Folha de S. Paulo


editorial

Cerco à Funai

A rumorosa demissão de Antonio Fernandes Costa do comando da Fundação Nacional do Índio (Funai), na sexta-feira (5), escancarou o conflito que se desenrola no órgão encarregado de zelar pela minoria mais vulnerável do país.

Indicado pelo minúsculo PSC e subordinado ao ministro da Justiça —o deputado ruralista Osmar Serraglio (PDMB)—, Costa afirmou que, além da falta de verbas orçamentárias, ingerências políticas vinham cerceando sua gestão.

Mais diretamente, acusou Serraglio de ser "ministro de uma causa", a do agronegócio.

O arroubo retórico não deixa de ter fundamento. Se é verdade que o governo Michel Temer (PMDB) promove uma revisão ideológica geral das políticas públicas, esse movimento mostra-se particularmente intenso —chegando às raias do excessivo— quando se trata de interesses do setor agrícola.

Afora seu viés pró-mercado, que por vezes responde de forma estouvada aos múltiplos erros do estatismo petista, a administração ancora-se nas relações com o Congresso, onde a bancada ruralista talvez seja a força mais organizada.

No caso da Funai, diga-se, os problemas já vinham do governo Dilma Rousseff (PT), quando a atenção dada ao setor não satisfazia a demanda dos militantes.

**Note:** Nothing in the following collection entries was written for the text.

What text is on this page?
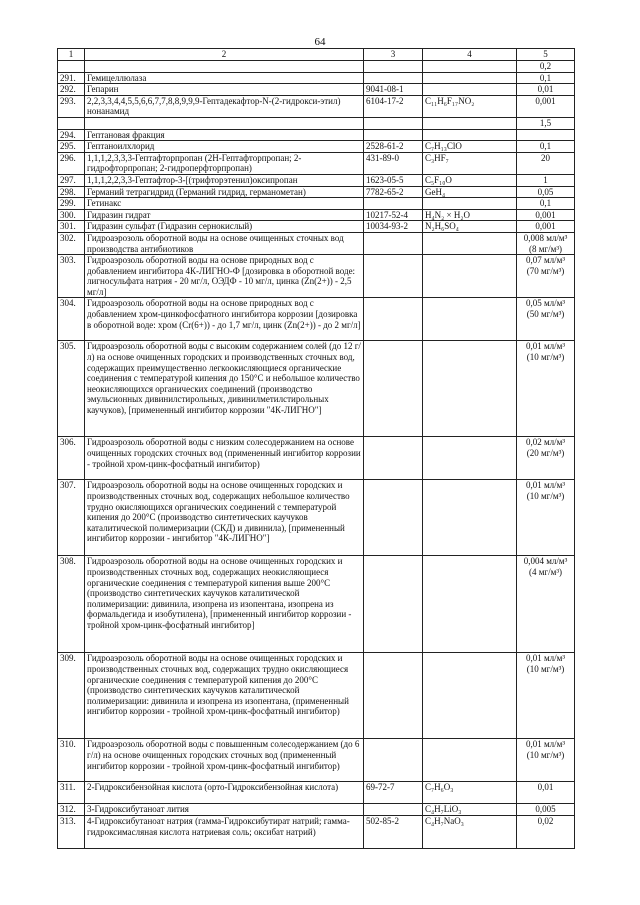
64
1	2	3	4	5
				0,2
291.	Гемицеллюлаза			0,1
292.	Гепарин	9041-08-1		0,01
293.	2,2,3,3,4,4,5,5,6,6,7,7,8,8,9,9,9-Гептадекафтор-N-(2-гидрокси-этил) нонанамид	6104-17-2	C₁₁H₆F₁₇NO₂	0,001
				1,5
294.	Гептановая фракция			
295.	Гептаноилхлорид	2528-61-2	C₇H₁₃ClO	0,1
296.	1,1,1,2,3,3,3-Гептафторпропан (2Н-Гептафторпропан; 2-гидрофторпропан; 2-гидроперфторпропан)	431-89-0	C₃HF₇	20
297.	1,1,1,2,2,3,3-Гептафтор-3-[(трифторэтенил)оксипропан	1623-05-5	C₅F₁₀O	1
298.	Германий тетрагидрид (Германий гидрид, германометан)	7782-65-2	GeH₄	0,05
299.	Гетинакс			0,1
300.	Гидразин гидрат	10217-52-4	H₄N₂ × H₂O	0,001
301.	Гидразин сульфат (Гидразин сернокислый)	10034-93-2	N₂H₆SO₄	0,001
302.	Гидроаэрозоль оборотной воды на основе очищенных сточных вод производства антибиотиков			0,008 мл/м³ (8 мг/м³)
303.	Гидроаэрозоль оборотной воды на основе природных вод с добавлением ингибитора 4К-ЛИГНО-Ф [дозировка в оборотной воде: лигносульфата натрия - 20 мг/л, ОЭДФ - 10 мг/л, цинка (Zn(2+)) - 2,5 мг/л]			0,07 мл/м³ (70 мг/м³)
304.	Гидроаэрозоль оборотной воды на основе природных вод с добавлением хром-цинкофосфатного ингибитора коррозии [дозировка в оборотной воде: хром (Cr(6+)) - до 1,7 мг/л, цинк (Zn(2+)) - до 2 мг/л]			0,05 мл/м³ (50 мг/м³)
305.	Гидроаэрозоль оборотной воды с высоким содержанием солей (до 12 г/л) на основе очищенных городских и производственных сточных вод, содержащих преимущественно легкоокисляющиеся органические соединения с температурой кипения до 150°С и небольшое количество неокисляющихся органических соединений (производство эмульсионных дивинилстирольных, дивинилметилстирольных каучуков), [примененный ингибитор коррозии "4К-ЛИГНО"]			0,01 мл/м³ (10 мг/м³)
306.	Гидроаэрозоль оборотной воды с низким солесодержанием на основе очищенных городских сточных вод (примененный ингибитор коррозии - тройной хром-цинк-фосфатный ингибитор)			0,02 мл/м³ (20 мг/м³)
307.	Гидроаэрозоль оборотной воды на основе очищенных городских и производственных сточных вод, содержащих небольшое количество трудно окисляющихся органических соединений с температурой кипения до 200°С (производство синтетических каучуков каталитической полимеризации (СКД) и дивинила), [примененный ингибитор коррозии - ингибитор "4К-ЛИГНО"]			0,01 мл/м³ (10 мг/м³)
308.	Гидроаэрозоль оборотной воды на основе очищенных городских и производственных сточных вод, содержащих неокисляющиеся органические соединения с температурой кипения выше 200°С (производство синтетических каучуков каталитической полимеризации: дивинила, изопрена из изопентана, изопрена из формальдегида и изобутилена), [примененный ингибитор коррозии - тройной хром-цинк-фосфатный ингибитор]			0,004 мл/м³ (4 мг/м³)
309.	Гидроаэрозоль оборотной воды на основе очищенных городских и производственных сточных вод, содержащих трудно окисляющиеся органические соединения с температурой кипения до 200°С (производство синтетических каучуков каталитической полимеризации: дивинила и изопрена из изопентана, (примененный ингибитор коррозии - тройной хром-цинк-фосфатный ингибитор)			0,01 мл/м³ (10 мг/м³)
310.	Гидроаэрозоль оборотной воды с повышенным солесодержанием (до 6 г/л) на основе очищенных городских сточных вод (примененный ингибитор коррозии - тройной хром-цинк-фосфатный ингибитор)			0,01 мл/м³ (10 мг/м³)
311.	2-Гидроксибензойная кислота (орто-Гидроксибензойная кислота)	69-72-7	C₇H₆O₃	0,01
312.	3-Гидроксибутаноат лития		C₄H₇LiO₃	0,005
313.	4-Гидроксибутаноат натрия (гамма-Гидроксибутират натрий; гамма-гидроксимасляная кислота натриевая соль; оксибат натрий)	502-85-2	C₄H₇NaO₃	0,02
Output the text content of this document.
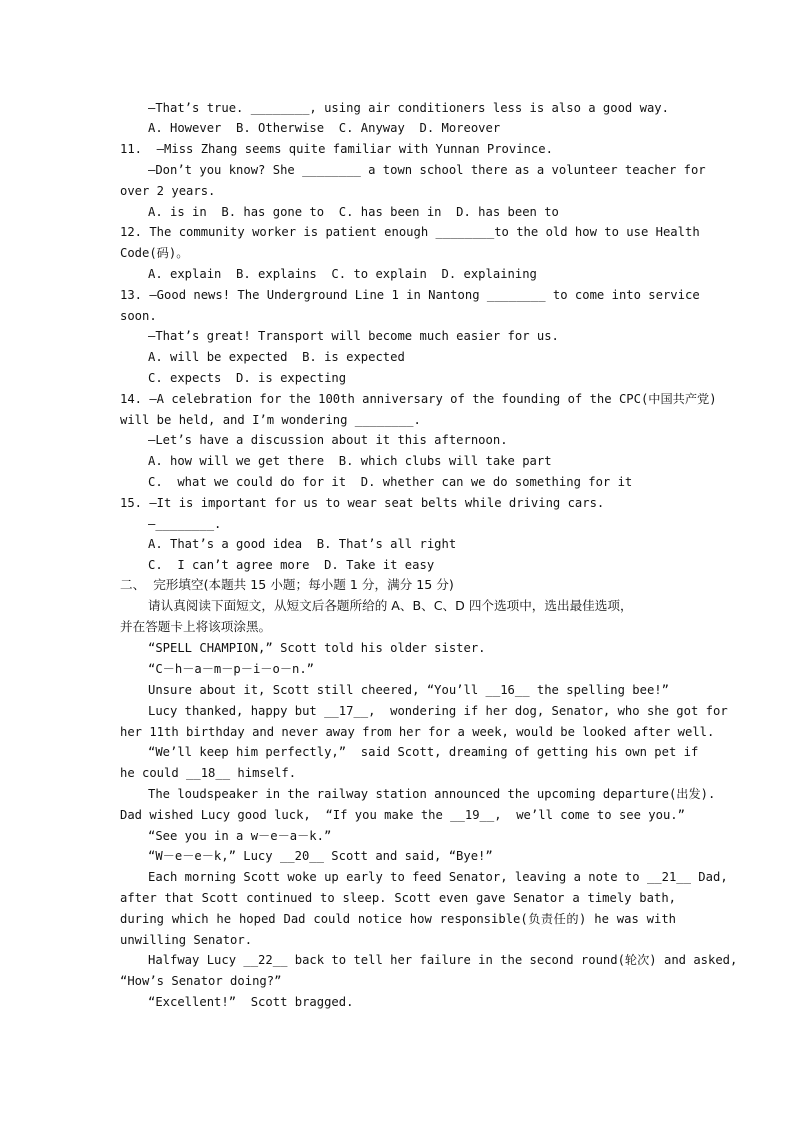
—That’s true. ________, using air conditioners less is also a good way.
A. However  B. Otherwise  C. Anyway  D. Moreover
11.  —Miss Zhang seems quite familiar with Yunnan Province.
—Don’t you know? She ________ a town school there as a volunteer teacher for
over 2 years.
A. is in  B. has gone to  C. has been in  D. has been to
12. The community worker is patient enough ________to the old how to use Health
Code(码)。
A. explain  B. explains  C. to explain  D. explaining
13. —Good news! The Underground Line 1 in Nantong ________ to come into service
soon.
—That’s great! Transport will become much easier for us.
A. will be expected  B. is expected
C. expects  D. is expecting
14. —A celebration for the 100th anniversary of the founding of the CPC(中国共产党)
will be held, and I’m wondering ________.
—Let’s have a discussion about it this afternoon.
A. how will we get there  B. which clubs will take part
C.  what we could do for it  D. whether can we do something for it
15. —It is important for us to wear seat belts while driving cars.
—________.
A. That’s a good idea  B. That’s all right
C.  I can’t agree more  D. Take it easy
二、  完形填空(本题共 15 小题；每小题 1 分，满分 15 分)
请认真阅读下面短文，从短文后各题所给的 A、B、C、D 四个选项中，选出最佳选项，
并在答题卡上将该项涂黑。
“SPELL CHAMPION,” Scott told his older sister.
“C－h－a－m－p－i－o－n.”
Unsure about it, Scott still cheered, “You’ll __16__ the spelling bee!”
Lucy thanked, happy but __17__,  wondering if her dog, Senator, who she got for
her 11th birthday and never away from her for a week, would be looked after well.
“We’ll keep him perfectly,”  said Scott, dreaming of getting his own pet if
he could __18__ himself.
The loudspeaker in the railway station announced the upcoming departure(出发).
Dad wished Lucy good luck,  “If you make the __19__,  we’ll come to see you.”
“See you in a w－e－a－k.”
“W－e－e－k,” Lucy __20__ Scott and said, “Bye!”
Each morning Scott woke up early to feed Senator, leaving a note to __21__ Dad,
after that Scott continued to sleep. Scott even gave Senator a timely bath,
during which he hoped Dad could notice how responsible(负责任的) he was with
unwilling Senator.
Halfway Lucy __22__ back to tell her failure in the second round(轮次) and asked,
“How’s Senator doing?”
“Excellent!”  Scott bragged.
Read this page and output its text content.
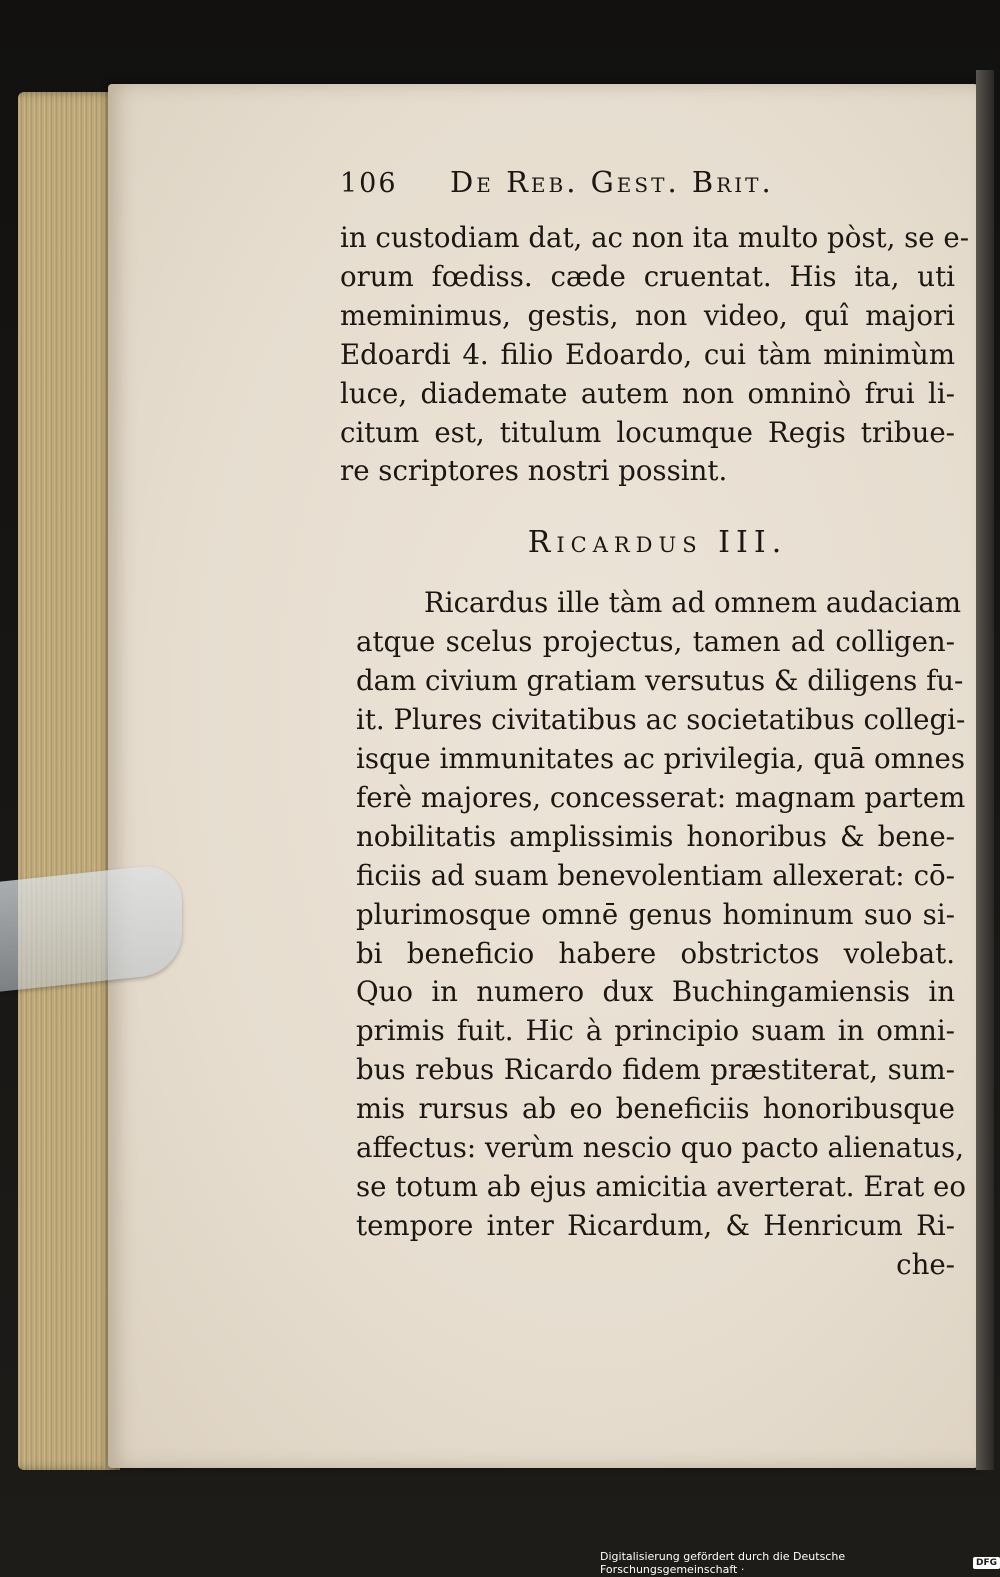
106	De Reb. Gest. Brit.
in custodiam dat, ac non ita multo pòst, se e-
orum fœdiss. cæde cruentat. His ita, uti
meminimus, gestis, non video, quî majori
Edoardi 4. filio Edoardo, cui tàm minimùm
luce, diademate autem non omninò frui li-
citum est, titulum locumque Regis tribue-
re scriptores nostri possint.
Ricardus III.
Ricardus ille tàm ad omnem audaciam
atque scelus projectus, tamen ad colligen-
dam civium gratiam versutus & diligens fu-
it. Plures civitatibus ac societatibus collegi-
isque immunitates ac privilegia, quā omnes
ferè majores, concesserat: magnam partem
nobilitatis amplissimis honoribus & bene-
ficiis ad suam benevolentiam allexerat: cō-
plurimosque omnē genus hominum suo si-
bi beneficio habere obstrictos volebat.
Quo in numero dux Buchingamiensis in
primis fuit. Hic à principio suam in omni-
bus rebus Ricardo fidem præstiterat, sum-
mis rursus ab eo beneficiis honoribusque
affectus: verùm nescio quo pacto alienatus,
se totum ab ejus amicitia averterat. Erat eo
tempore inter Ricardum, & Henricum Ri-
che-
Digitalisierung gefördert durch die Deutsche Forschungsgemeinschaft ·	DFG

Sob Temer, recrudesceram as pressões contra a demarcação de terras indígenas, enquanto a escassez geral de recursos não poupou, obviamente, a Funai.

Prestes a completar meio século de existência, a fundação, à qual cabe supervisionar 13% do território brasileiro, sofre com a depauperação de seu orçamento.

São pouco menos de R$ 550 milhões autorizados neste ano, 19% abaixo do desembolso de 2013 (considerada a inflação). O governo federal gasta mais, por exemplo, com o tradicional Colégio Pedro 2º, no Rio de Janeiro, que disporá de R$ 650 milhões em 2017.

Some-se a isso a indefinição administrativa recente. O presidente demitido durou pouco mais de cem dias no posto. Antes dele, o comando esteve nas mãos de interinos.

Como se não bastasse, a autarquia foi alvo de uma CPI, também controlada por ruralistas, que chegou a recomendar sua extinção, em relatório ainda não aprovado.

Nesse contexto, episódios como o covarde ataque a índios gamelas no Maranhão serão debitados na conta do governo. Este deve pacificar a Funai não apenas por questões de imagem, mas para ter condições de arbitrar o choque inevitável de interesses conflitantes.